Di: - Pubblicato: 24 aprile 2017

Parte da Milano – precisamente dal quartiere Isola – il progetto “Open rampette”: percorso partecipativo nato all’interno del DUC Isola, che, mettendo insieme commercianti, makers e portatori del bisogno di accessibilità si propone di individuare, progettare e realizzare soluzioni a basso costo che consentano e migliorino l’accessibilità alle attività commerciali della zona alle persone con disabilità.

L’Amministrazione comunale si è data l’obiettivo di promuovere il superamento delle barriere architettoniche di bar, negozi, ristoranti o attività artigiane che affacciandosi su strada impediscono l’accesso alle persone con disabilità motoria. Dal 2015, ovvero dall’entrata in vigore dell’articolo 77 del regolamento edilizio, poco più del 10% degli esercizi (circa 2mila su 18mila) si è adeguato alla norma.

“L’innovazione diventa progresso quando contribuisce ad accrescere il benessere della collettività” dichiara la delegata del Comune alla Politiche per l’accessibilità Lisa Noja, che prosegue “quello dell’accessibilità è un campo votato alla realizzazione di questo processo virtuoso attraverso percorsi partecipati. Infatti, per progettare soluzioni che soddisfino le diverse esigenze di accessibilità è indispensabile un costante confronto tra i portatori di tali esigenze e chi può progettare soluzioni innovative”

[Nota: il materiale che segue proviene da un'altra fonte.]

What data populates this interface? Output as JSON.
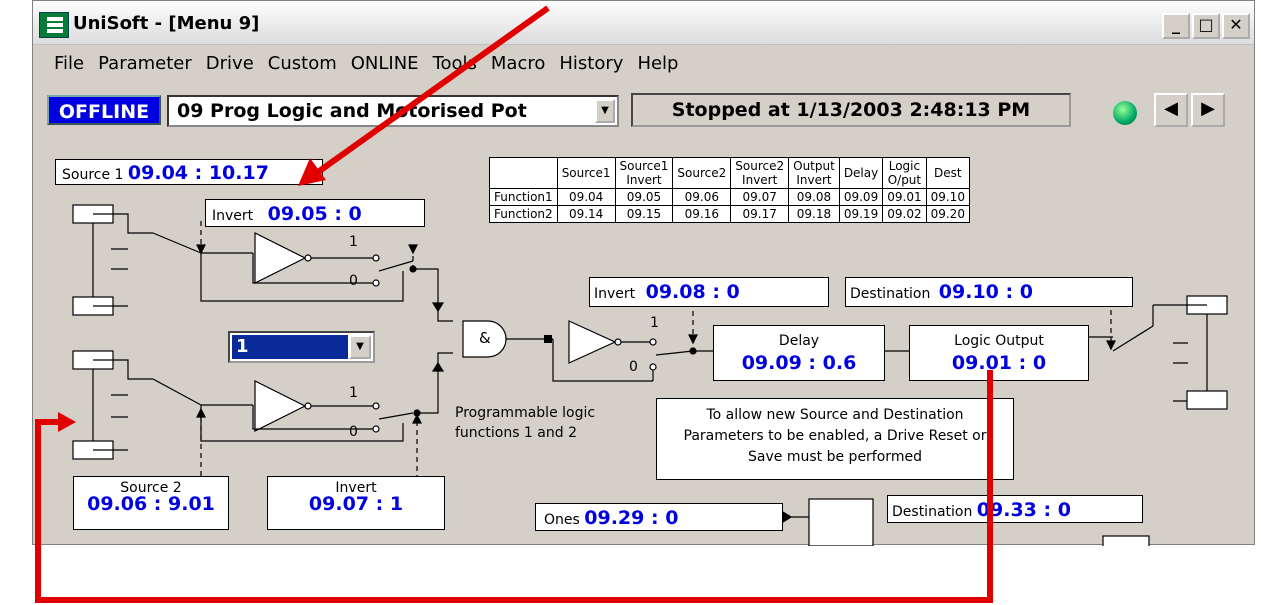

Un progetto che vede protagonisti tutti gli attori rappresentati nel DUC Isola – abitanti, commercianti e associazioni di categoria – e che, coniugando partecipazione, innovazione e nuova Manifattura 4.0, intende contribuire ad abbattere le barriere architettoniche rendendo Milano più vivibile per tutti. Significativo aver scelto l’Isola, quartiere di profonda tradizione artigiana che oggi rappresenta anche il cambiamento e l’evoluzione profonda che sta vivendo il settore della manifattura.

In particolare, Open rampette, nella sua fase iniziale, coinvolgerà un piccolo gruppo di commercianti (da 4 a 6) che avranno l’opportunità di confrontarsi, nel corso di 2/3 sessioni di progettazione, con persone che sperimentano diversi vincoli all’accesso degli spazi e con altre esperienze in atto a livello internazionale nella ricerca di soluzioni innovative al problema.